A distributed platform for intelligent urban traffic management, built with Python and ZeroMQ. The system simulates a city grid with smart sensors, real-time analytics, automated semaphore control, and a monitoring interface -- all running across three networked machines communicating via asynchronous messaging patterns.
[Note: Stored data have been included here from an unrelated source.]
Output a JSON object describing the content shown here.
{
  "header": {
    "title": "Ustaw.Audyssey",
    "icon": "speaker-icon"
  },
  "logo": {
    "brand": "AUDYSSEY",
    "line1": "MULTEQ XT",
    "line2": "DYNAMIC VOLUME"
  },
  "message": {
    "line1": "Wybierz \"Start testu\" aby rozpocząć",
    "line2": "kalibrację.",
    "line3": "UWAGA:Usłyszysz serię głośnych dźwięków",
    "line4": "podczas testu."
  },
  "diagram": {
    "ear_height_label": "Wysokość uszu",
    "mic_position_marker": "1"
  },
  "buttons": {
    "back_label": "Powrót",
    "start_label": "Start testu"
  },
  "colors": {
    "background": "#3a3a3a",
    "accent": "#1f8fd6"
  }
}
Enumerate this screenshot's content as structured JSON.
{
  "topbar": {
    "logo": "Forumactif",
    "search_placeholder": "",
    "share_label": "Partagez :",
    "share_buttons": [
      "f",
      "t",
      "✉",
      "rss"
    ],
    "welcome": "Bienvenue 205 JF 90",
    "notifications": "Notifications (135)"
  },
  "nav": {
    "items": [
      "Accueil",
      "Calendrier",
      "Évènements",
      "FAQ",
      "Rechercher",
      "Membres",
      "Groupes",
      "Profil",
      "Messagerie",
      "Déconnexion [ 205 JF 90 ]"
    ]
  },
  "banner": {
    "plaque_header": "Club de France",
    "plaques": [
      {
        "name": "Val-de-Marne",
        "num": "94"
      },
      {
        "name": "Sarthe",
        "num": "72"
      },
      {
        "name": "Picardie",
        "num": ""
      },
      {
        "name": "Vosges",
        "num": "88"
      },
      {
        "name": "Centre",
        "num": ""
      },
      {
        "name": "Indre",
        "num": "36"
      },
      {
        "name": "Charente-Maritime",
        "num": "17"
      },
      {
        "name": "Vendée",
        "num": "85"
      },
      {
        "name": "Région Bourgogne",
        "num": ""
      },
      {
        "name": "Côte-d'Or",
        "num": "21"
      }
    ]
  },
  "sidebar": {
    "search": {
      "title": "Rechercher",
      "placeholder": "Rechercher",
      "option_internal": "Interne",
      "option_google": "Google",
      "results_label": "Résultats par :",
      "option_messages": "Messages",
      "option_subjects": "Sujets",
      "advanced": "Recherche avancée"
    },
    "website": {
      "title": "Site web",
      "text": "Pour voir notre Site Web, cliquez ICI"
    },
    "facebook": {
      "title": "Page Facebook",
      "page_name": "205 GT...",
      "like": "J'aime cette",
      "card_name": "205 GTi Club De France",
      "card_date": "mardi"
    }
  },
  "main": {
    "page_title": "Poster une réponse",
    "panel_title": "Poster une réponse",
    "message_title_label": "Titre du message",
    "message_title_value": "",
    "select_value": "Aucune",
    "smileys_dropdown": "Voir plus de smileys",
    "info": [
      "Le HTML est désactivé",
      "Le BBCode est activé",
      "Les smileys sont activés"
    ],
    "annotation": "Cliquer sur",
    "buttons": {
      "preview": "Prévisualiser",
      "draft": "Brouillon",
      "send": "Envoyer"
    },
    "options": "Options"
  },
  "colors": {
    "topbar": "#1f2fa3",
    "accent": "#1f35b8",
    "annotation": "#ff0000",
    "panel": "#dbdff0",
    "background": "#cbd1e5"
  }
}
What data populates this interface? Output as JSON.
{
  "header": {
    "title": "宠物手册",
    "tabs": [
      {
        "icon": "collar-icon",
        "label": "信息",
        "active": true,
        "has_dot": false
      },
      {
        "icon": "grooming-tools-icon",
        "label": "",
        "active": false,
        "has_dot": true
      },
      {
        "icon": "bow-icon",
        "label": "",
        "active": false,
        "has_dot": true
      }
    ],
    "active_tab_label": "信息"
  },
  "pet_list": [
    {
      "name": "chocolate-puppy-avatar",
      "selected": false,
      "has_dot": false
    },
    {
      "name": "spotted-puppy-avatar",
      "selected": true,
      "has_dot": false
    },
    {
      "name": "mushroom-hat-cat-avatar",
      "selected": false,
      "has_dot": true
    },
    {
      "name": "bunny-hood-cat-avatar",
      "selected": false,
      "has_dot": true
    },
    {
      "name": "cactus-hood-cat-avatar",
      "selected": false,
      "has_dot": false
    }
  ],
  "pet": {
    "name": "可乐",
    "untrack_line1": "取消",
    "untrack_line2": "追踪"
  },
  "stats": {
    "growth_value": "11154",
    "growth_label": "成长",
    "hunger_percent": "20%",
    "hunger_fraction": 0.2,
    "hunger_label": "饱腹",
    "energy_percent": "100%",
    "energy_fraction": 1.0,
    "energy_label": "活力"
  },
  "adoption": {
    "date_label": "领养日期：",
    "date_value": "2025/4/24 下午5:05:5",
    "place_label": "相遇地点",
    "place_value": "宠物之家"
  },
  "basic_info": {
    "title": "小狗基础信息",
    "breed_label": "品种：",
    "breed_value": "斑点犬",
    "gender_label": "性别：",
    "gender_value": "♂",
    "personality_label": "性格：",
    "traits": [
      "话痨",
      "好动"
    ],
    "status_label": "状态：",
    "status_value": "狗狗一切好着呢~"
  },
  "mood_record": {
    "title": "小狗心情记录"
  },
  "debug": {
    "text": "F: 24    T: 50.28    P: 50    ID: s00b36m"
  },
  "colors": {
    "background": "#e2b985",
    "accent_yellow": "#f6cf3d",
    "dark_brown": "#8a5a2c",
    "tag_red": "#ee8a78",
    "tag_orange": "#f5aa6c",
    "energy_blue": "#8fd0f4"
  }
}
The system simulates a city represented as a 4x4 grid (rows A-D, columns 1-4) with 16 intersections. Each intersection can have traffic sensors and a semaphore. Three types of sensors generate real-time events:
| Sensor | Event Type | What It Measures |
|---|---|---|
| Camera (CAM) | Queue Length (Lq) | Vehicles waiting + average speed |
| Inductive Loop (ESP) | Vehicle Count (Cv) | Vehicles passing over the loop in a time interval |
| GPS | Traffic Density (Dt) | Average speed + derived congestion level (ALTA/NORMAL/BAJA) |
Sensor data flows through a ZeroMQ broker to an analytics engine that evaluates traffic rules, makes decisions (extend green, trigger green wave, etc.), controls semaphores, and persists all data to both a primary and replica database. A monitoring service provides an interactive CLI for queries and direct commands (e.g., prioritizing an ambulance route).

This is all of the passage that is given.